Why would people choose to repay so much, in an uncertain economy, for 30-years? Why would people agree to risk losing their house, and all the payments they made, if they missed paying their monthly payments? The simple answer is that new homeowners are normally desperate, uninformed, and easily taken advantage of.
NO-INTEREST OPTION.
Potential homeowners should know that they have a better financing option. Couples can pay for their house in six years, instead of 30, and pay no interest whatsoever. To do this, a group of 12 couples must agree to form a company to build 12 starter houses.
Each person in the group must agree to pay the monthly amount that they would normally pay on a 30-year mortgage for a starter house, for six years. Two strong and durable starter houses (1,000 sq ft, 3 bedroom, 2 bathroom, 1 pantry/laundry room, open concept), that can withstand Category 5 hurricanes and magnitude 7 earthquakes, should be built each year, with the final two being built in year six.
REDUCING RISKS.
There are several methods of reducing the risks of persons not paying their monthly amounts. First, the time is reduced to 6 years, by having each of the 24 persons make the payments. Second, it is for couples, where a person’s spouse can assist if there is a temporary financial challenge. Third, it is for a starter house, where the payments should be affordable for all participants.
To further reduce repayment risks, all twelve properties (houses and lands) should be owned by a company, that is owned by all the homeowners. After all houses have been built, the ownership of each property should be transferred to the respective couple.
In the event of death or disability, each couple should have term-insurance for six years, where the company is the beneficiary.
To address temporary financial challenges, each couple should have an emergency credit card, with a credit limit of six monthly payments. This card should only be used to make emergency monthly payments. To keep persons accountable, the credit card’s monthly statements should be copied to the company.
TERMINATION.
If a couple’s financial situation is so dire, that their only option is to use their emergency credit card to make payments for three consecutive months, then they will likely put the program at risk. The other persons will have to decide whether to increase their monthly amounts to assist the couple in need, or terminate the agreement with the couple.

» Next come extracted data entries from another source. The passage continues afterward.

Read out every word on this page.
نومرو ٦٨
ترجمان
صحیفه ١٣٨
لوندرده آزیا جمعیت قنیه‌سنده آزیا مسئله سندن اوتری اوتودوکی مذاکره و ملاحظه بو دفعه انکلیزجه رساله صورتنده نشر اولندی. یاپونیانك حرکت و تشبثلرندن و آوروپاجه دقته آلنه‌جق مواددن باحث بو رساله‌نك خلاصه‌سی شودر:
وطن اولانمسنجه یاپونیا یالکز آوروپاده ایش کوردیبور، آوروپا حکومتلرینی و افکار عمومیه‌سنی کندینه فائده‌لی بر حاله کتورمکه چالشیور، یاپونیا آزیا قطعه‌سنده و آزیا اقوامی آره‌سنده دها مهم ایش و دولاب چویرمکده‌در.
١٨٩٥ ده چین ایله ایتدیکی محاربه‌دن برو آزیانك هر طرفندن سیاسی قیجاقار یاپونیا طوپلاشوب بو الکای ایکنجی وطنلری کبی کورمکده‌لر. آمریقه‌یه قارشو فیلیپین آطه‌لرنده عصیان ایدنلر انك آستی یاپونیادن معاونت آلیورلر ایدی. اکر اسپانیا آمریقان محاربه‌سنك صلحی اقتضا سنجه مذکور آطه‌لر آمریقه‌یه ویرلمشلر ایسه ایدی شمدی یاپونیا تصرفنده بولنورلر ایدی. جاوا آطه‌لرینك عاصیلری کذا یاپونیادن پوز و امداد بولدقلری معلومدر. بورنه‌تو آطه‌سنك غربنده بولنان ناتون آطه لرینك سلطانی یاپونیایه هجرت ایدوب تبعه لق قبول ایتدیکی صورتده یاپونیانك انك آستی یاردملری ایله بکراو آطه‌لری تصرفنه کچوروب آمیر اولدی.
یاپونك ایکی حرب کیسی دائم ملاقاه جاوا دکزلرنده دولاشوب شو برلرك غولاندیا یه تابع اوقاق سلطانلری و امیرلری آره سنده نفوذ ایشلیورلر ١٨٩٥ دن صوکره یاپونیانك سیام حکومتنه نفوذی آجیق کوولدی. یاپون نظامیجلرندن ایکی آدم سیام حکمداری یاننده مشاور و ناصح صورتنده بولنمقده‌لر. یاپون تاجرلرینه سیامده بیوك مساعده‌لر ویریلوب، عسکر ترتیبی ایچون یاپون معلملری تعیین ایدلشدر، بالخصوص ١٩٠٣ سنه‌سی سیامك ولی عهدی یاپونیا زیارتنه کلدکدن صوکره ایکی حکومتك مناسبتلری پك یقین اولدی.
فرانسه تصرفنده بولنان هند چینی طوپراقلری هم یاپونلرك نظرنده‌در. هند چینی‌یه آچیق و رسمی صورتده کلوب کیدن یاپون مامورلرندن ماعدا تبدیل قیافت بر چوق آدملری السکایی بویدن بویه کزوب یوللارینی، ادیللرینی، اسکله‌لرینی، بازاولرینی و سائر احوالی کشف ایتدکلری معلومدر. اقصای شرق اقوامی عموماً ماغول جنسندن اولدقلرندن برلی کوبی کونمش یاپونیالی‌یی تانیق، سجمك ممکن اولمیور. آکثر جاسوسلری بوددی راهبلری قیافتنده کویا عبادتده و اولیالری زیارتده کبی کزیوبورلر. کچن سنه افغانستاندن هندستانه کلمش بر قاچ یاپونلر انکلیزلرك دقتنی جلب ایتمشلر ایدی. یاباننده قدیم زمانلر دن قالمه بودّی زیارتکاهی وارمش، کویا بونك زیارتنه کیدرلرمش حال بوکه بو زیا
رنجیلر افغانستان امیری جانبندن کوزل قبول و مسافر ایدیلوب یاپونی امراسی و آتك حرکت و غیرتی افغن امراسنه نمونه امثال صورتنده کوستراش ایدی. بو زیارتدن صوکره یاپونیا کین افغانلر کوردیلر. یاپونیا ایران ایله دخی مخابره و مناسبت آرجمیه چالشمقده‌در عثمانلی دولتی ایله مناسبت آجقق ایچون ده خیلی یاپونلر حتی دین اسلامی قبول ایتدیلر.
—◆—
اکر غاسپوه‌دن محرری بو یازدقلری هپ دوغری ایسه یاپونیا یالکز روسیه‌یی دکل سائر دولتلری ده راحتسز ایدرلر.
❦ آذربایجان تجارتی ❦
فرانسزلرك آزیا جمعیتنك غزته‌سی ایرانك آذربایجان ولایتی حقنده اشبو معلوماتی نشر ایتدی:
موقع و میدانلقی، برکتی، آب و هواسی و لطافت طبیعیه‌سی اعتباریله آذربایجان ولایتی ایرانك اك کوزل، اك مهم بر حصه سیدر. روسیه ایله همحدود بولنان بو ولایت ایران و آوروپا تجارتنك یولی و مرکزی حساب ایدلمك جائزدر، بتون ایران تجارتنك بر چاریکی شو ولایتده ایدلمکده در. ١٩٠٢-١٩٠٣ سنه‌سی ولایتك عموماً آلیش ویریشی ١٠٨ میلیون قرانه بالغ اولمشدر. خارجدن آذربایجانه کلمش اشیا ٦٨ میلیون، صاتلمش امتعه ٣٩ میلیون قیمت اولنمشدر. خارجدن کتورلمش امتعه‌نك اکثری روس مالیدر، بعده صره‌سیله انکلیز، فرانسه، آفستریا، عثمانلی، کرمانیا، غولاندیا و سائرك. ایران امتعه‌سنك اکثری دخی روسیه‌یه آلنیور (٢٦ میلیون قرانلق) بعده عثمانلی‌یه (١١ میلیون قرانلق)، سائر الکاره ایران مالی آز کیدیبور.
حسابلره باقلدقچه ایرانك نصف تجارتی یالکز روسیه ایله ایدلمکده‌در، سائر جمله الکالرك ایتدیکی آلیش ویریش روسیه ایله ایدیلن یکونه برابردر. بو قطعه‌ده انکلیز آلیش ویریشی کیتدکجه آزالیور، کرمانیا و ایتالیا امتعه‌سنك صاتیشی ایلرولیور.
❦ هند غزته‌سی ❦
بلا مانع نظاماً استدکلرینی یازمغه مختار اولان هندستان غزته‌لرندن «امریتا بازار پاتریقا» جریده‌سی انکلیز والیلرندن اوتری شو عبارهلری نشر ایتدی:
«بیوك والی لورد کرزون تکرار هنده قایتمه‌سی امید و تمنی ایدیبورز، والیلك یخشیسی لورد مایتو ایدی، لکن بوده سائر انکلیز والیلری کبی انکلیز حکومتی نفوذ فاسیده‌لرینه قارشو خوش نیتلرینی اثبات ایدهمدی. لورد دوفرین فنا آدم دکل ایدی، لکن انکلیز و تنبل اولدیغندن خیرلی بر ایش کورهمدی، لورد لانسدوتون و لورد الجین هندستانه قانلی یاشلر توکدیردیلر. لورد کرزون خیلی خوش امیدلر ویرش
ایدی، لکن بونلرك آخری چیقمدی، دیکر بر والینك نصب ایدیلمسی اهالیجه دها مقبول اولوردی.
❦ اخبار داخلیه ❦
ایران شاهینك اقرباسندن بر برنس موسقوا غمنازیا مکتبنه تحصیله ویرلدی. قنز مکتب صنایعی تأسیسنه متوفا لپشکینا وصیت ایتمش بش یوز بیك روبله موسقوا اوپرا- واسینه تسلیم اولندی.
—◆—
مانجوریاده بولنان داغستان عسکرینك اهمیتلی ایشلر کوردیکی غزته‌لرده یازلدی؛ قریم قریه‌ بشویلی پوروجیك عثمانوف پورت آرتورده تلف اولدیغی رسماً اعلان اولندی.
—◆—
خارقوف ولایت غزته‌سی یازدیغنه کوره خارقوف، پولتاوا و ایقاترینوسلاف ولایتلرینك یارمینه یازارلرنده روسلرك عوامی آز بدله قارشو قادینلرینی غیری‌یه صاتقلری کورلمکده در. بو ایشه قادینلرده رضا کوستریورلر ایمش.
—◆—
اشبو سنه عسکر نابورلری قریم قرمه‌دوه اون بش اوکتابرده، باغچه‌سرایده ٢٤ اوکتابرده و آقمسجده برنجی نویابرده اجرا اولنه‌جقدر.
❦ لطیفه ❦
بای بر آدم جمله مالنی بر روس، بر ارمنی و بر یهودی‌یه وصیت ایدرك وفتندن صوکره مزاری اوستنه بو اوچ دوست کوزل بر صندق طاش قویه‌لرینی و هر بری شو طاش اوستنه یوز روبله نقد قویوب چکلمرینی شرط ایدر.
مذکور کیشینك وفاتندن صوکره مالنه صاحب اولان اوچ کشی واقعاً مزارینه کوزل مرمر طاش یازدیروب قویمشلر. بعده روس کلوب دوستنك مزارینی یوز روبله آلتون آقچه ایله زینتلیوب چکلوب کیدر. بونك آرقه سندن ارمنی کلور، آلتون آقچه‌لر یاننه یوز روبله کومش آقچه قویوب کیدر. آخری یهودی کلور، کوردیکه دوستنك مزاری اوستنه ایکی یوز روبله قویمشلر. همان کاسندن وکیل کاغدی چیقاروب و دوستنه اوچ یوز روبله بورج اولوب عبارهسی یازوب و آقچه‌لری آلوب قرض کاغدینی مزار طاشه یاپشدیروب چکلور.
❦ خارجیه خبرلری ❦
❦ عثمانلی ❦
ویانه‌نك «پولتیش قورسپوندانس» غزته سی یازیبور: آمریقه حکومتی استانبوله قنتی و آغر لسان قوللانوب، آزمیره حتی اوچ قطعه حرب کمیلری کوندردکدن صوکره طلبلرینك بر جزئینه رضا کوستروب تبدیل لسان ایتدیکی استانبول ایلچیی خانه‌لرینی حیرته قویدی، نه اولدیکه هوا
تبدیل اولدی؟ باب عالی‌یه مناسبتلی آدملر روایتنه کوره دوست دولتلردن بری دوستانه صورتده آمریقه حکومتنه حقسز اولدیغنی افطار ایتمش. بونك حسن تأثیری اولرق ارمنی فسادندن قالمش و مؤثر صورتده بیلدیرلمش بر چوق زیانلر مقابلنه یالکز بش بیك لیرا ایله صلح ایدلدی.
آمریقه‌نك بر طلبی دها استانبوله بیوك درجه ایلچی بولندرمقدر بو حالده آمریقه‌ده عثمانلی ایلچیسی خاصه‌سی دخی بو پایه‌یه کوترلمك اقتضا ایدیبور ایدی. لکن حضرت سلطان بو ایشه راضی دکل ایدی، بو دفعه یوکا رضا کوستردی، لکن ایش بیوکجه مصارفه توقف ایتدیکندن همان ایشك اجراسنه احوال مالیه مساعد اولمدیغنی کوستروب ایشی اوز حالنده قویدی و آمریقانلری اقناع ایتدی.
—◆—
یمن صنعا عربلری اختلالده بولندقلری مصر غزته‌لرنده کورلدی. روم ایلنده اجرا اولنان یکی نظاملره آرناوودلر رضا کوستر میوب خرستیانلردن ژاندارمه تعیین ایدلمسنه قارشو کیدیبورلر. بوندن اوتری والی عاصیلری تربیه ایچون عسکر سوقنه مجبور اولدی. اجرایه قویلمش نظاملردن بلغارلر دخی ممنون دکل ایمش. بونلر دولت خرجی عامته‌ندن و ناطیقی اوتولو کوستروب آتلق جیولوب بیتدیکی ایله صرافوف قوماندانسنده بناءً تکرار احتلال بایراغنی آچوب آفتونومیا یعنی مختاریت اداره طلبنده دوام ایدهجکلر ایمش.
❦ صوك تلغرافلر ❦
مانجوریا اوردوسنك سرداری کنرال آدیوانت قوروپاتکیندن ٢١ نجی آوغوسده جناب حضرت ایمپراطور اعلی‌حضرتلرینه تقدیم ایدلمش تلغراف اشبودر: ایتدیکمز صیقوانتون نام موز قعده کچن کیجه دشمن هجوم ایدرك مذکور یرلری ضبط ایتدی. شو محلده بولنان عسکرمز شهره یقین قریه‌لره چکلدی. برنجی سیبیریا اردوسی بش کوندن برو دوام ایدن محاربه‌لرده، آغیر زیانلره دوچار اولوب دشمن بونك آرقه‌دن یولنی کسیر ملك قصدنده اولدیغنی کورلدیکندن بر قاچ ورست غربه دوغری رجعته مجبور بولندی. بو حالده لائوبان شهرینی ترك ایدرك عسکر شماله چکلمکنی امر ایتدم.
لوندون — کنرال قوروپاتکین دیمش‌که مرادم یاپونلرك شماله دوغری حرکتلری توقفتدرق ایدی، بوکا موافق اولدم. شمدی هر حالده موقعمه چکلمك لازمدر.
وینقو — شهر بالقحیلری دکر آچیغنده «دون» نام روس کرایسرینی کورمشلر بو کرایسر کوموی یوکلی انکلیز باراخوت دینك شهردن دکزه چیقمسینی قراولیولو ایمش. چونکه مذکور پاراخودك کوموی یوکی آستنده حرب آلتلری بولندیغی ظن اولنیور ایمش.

If a couple’s agreement with the company is terminated, then the company should take a short-term loan of the total amount that the couple contributed, for a duration of the remainder of the 6 years. The couple in need should receive the total amount that they paid, less the interest on the loan. A new couple should then be invited to take their place.
At the end of six years, the 12 couples can agree to either close the company, or build one house each year to sell and generate wealth.
BAD ADVICE.
The question is, if a couple can own a comfortable, strong and durable starter house in six years, and pay no interest, then why don’t they do this? Why would anyone pay more than twice the value of their house, and risk losing it if monthly payments are missed over the uncertainty of 30 years?
The simple answer is that they received bad advice, and should dissuade others from doing the same. However, if 12 couples cannot be found in Barbados, to demonstrate how wealth may be created, then we are doing the next generation of Barbadians a grave disservice.